Data is critical, even ■■■■■■ test results can provide useful data. If all of your data sucks, say "I'm going to work to fix my after lunch number" (or whatever other time is convenient and see how it goes? If different ratios or adjustments don't work, keep at it and eventually, you should be able to see some improvement. If that number is stubborn, you can keep at it or say "hmmm, maybe breakfast is messing with lunch" and work on two numbers. I suspect that if the numbers are way out of line, some kind of improvement could be made and should be accompanied by a huge celebration. Not a bunch of booze/ drugs/ hookers or whatever "questionable lifestyle" stuff is going on but go look at something cool, the Grand Canyon or a mountain or something. I am, of course, in Illinois and am easily impressed by "wonders of nature" and I'm not saying that's the only thing to look at for a "reward" but there should be something.
I think everyone finds their own motivation for dealing with diabetes. Getting to that "ah ha" moment may be different for different people. I was diagnosed type 1 late at the age of 28 so I knew what it was like not to have diabetes. I went through stages of anger and grieving and denial in my 30s, feeling that it wasn't fair and why me. My "ah ha" moment was having to have laser surgery in one eye. My daughter was 4 years old at the time. It woke me up because I realized that my daughter needed me and I needed to take care of myself, if not for myself, then for her. She's 24 now and I have had no further complications.
Maybe have your ex wife talk to your son about the complications she's had to deal with so that he realizes that's where he's heading. You don't say if your son has a girlfriend/wife/partner but maybe have the "important person" in his life ask him to take care of himself for them if he can't do it for himself.

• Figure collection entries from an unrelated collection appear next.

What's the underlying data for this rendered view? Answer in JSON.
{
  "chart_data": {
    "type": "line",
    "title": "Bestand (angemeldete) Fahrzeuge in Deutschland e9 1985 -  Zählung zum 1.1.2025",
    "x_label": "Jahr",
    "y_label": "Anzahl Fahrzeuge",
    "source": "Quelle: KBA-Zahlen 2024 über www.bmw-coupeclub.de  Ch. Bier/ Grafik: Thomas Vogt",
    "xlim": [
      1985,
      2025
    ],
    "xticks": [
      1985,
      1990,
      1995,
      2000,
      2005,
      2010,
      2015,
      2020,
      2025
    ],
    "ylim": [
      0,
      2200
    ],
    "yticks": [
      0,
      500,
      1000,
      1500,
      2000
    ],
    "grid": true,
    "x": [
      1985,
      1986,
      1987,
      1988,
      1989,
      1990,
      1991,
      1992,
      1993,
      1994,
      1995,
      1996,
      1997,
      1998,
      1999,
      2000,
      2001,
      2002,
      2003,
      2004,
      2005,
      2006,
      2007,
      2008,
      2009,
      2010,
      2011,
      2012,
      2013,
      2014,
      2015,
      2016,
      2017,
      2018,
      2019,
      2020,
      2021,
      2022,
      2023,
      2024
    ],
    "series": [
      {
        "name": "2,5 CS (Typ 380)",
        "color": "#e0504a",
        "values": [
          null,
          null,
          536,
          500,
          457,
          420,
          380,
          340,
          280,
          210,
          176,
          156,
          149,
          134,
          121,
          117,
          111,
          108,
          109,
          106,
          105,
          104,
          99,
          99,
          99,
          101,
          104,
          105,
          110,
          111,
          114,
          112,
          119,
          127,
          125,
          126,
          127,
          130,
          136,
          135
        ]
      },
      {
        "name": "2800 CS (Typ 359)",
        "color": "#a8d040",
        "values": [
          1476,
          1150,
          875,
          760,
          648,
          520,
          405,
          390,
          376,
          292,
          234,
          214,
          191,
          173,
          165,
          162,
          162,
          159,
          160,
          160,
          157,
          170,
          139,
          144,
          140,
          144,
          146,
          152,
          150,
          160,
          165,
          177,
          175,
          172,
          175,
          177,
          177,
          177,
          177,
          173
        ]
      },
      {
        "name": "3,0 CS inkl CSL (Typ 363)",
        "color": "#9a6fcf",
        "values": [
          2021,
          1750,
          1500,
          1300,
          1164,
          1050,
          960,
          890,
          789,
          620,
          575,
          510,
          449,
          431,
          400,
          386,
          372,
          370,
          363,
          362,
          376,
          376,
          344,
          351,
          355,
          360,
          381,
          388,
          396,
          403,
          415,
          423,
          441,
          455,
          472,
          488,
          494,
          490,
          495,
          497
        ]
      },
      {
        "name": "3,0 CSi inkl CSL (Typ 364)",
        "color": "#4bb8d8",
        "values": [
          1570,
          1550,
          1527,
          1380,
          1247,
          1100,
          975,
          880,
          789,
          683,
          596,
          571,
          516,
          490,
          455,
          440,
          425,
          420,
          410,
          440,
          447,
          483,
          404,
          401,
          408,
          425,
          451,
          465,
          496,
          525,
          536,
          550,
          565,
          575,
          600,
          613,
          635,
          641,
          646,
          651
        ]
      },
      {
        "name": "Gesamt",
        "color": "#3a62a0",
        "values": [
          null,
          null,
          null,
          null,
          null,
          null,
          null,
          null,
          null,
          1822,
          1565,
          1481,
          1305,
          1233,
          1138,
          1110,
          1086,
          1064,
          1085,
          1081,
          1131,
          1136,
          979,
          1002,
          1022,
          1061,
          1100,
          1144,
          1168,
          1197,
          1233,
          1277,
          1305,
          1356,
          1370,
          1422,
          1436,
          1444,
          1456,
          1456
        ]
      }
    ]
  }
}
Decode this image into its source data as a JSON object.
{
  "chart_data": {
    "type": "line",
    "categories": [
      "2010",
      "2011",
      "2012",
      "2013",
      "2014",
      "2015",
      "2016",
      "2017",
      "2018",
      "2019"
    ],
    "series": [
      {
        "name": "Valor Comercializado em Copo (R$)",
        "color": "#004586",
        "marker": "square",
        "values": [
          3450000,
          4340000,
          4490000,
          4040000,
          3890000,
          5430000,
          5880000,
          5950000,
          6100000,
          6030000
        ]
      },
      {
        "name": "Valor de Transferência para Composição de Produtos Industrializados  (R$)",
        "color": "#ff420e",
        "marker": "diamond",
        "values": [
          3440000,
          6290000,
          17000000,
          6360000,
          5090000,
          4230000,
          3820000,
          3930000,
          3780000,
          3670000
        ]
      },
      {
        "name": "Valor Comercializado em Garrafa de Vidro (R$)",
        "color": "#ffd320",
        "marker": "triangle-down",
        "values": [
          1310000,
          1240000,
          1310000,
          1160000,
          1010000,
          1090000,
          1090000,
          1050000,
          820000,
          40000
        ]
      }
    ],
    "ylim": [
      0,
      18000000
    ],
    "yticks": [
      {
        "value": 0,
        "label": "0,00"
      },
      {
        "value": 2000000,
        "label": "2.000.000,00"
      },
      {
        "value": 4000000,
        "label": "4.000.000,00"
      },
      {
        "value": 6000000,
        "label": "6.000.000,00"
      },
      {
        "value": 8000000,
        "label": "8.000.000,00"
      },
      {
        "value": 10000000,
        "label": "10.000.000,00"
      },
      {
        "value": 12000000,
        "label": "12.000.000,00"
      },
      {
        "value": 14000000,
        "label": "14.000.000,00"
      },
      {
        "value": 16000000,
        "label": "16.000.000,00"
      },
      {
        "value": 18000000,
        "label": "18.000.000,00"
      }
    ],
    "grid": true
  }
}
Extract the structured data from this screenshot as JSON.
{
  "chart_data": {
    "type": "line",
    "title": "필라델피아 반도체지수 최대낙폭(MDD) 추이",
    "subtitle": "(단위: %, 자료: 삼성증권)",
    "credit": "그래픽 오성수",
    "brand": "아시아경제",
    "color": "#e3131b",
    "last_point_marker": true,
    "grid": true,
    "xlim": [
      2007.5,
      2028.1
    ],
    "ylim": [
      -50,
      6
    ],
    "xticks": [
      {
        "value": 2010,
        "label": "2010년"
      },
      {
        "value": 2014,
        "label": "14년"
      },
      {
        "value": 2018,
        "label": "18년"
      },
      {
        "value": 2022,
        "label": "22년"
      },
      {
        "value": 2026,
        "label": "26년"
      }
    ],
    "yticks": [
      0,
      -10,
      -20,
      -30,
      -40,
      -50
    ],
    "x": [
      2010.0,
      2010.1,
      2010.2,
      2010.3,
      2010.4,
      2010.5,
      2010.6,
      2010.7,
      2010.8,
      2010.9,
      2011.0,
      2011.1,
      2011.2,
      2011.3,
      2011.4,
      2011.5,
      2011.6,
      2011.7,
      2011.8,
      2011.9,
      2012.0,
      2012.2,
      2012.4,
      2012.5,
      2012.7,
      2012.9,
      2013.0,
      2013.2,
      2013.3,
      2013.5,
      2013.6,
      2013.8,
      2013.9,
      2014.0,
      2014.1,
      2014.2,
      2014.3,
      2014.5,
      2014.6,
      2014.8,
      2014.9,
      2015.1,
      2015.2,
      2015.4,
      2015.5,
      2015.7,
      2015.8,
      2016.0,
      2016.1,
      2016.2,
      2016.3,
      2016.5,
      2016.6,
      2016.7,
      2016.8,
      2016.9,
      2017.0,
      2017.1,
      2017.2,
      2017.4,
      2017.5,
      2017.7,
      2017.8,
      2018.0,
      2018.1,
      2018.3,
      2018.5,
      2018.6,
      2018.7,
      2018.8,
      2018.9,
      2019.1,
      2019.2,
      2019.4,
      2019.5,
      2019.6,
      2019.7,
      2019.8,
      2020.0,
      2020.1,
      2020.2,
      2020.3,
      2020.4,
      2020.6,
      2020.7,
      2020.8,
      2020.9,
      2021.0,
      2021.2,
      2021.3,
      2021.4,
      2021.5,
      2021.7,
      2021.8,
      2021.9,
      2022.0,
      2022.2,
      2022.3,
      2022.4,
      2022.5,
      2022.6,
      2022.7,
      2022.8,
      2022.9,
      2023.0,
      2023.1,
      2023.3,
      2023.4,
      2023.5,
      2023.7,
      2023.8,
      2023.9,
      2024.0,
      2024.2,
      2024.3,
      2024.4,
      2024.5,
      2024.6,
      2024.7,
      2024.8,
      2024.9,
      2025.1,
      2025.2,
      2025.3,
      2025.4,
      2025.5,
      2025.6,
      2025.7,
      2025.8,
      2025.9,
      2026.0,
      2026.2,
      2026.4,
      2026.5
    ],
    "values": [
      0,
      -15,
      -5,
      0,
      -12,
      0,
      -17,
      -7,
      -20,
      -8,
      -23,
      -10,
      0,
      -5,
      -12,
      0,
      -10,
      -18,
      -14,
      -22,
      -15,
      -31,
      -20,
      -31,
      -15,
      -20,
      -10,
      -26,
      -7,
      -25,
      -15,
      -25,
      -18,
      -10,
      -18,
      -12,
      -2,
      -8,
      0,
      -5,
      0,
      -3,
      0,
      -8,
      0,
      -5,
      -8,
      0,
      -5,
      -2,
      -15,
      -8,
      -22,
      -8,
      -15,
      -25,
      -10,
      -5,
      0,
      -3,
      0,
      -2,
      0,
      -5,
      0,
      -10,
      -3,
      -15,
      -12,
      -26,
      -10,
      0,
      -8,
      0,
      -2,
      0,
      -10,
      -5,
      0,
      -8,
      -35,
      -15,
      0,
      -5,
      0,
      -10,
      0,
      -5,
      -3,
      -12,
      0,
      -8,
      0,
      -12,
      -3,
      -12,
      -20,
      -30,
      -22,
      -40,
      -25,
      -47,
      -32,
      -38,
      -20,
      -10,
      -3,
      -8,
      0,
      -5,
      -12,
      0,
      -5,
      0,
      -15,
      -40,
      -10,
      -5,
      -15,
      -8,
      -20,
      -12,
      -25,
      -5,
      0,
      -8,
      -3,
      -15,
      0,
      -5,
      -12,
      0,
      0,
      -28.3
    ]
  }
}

I'm really sorry that you're having to deal with this. I have seen the worry and pain in the eyes of my family and it's my biggest regret.
Thankyou for your comments and I do hope my son finds his “ah ha” moment. A close friend of mine lost his younger sister due to diabetes complications just after we graduated from highschool.
I knew the seriousness of diabetes early and chose to get education in case my future wife ran into complications. My education is still ongoing.
If anything… All I ask of others on this site, is to do it right and properly look after yourselves.
It’s been 90 years since the discovery of insulin.
We have better personal testing equipment.
We have insulin pumps and better information and supports out there and here on this site.
A parent remains a parent regardless of their childrens age.
We do care. We do worry. We only want what is best for you.
Thanks again. I will continue to read input that is shared on this site.